Assassin’s Creed: Brotherhood - 2010
The next game, Assassin’s Creed: Brotherhood, started off immediately after the events of ACII (notice a pattern here?), as Ezio escapes from Rome in the aftermath of his battle against the Pope. The game tells the story of how Ezio becomes the head of the assassin brotherhood, and brings some new gameplay elements.
Desmond is living through Ezio’s memories this time around to find out where he had hidden a secret relic, called a piece of Eden. For Ezio, the story revolves around driving the Templars out of Italy to keep them away from the piece of Eden. The new gameplay element revolved around the central theme of Ezio becoming the leader of the assassin brotherhood. It involved you finding people who are willing to fight against the tyranny of the Templars and training them. They could come at any time to help you at the touch of a button.
Ezio becomes the head of the Assassin's Brotherhood
Another new feature that Brotherhood brought to the franchise was the inclusion of a new and rather innovative multiplayer game mode.

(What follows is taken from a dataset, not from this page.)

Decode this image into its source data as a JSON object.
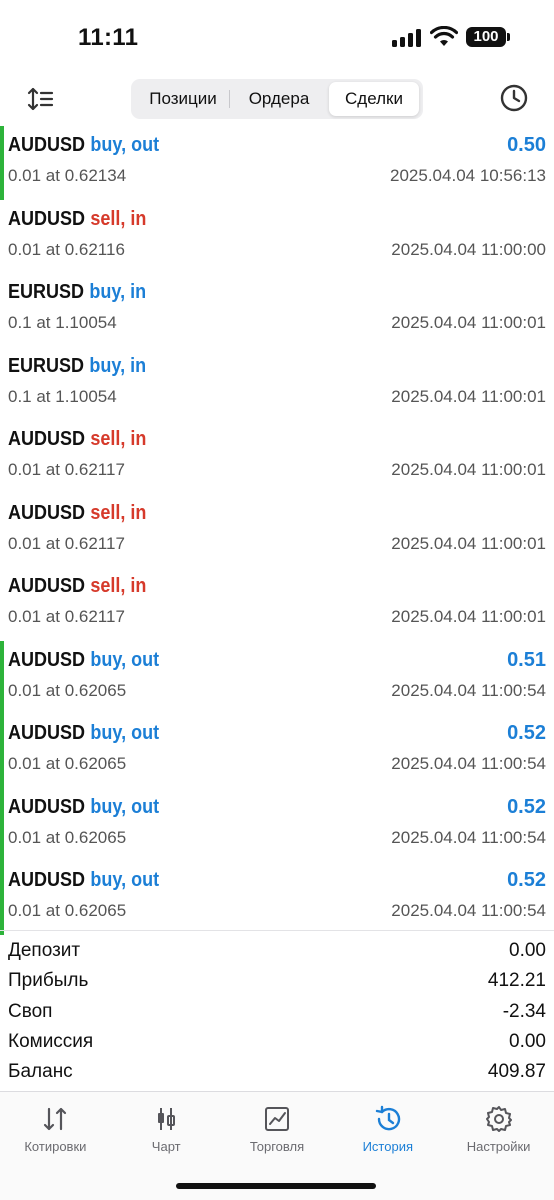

The multiplayer was framed as Templars practicing their Assassin-killing techniques by using the Animus. Maps were set around Italy, and the games involved each player getting a target. Players were rewarded for stealth with higher points, and by extension, higher XP gains.
Once again, the game was a huge success, and both the brotherhood system and the multiplayer modes were lauded by fans and critics alike.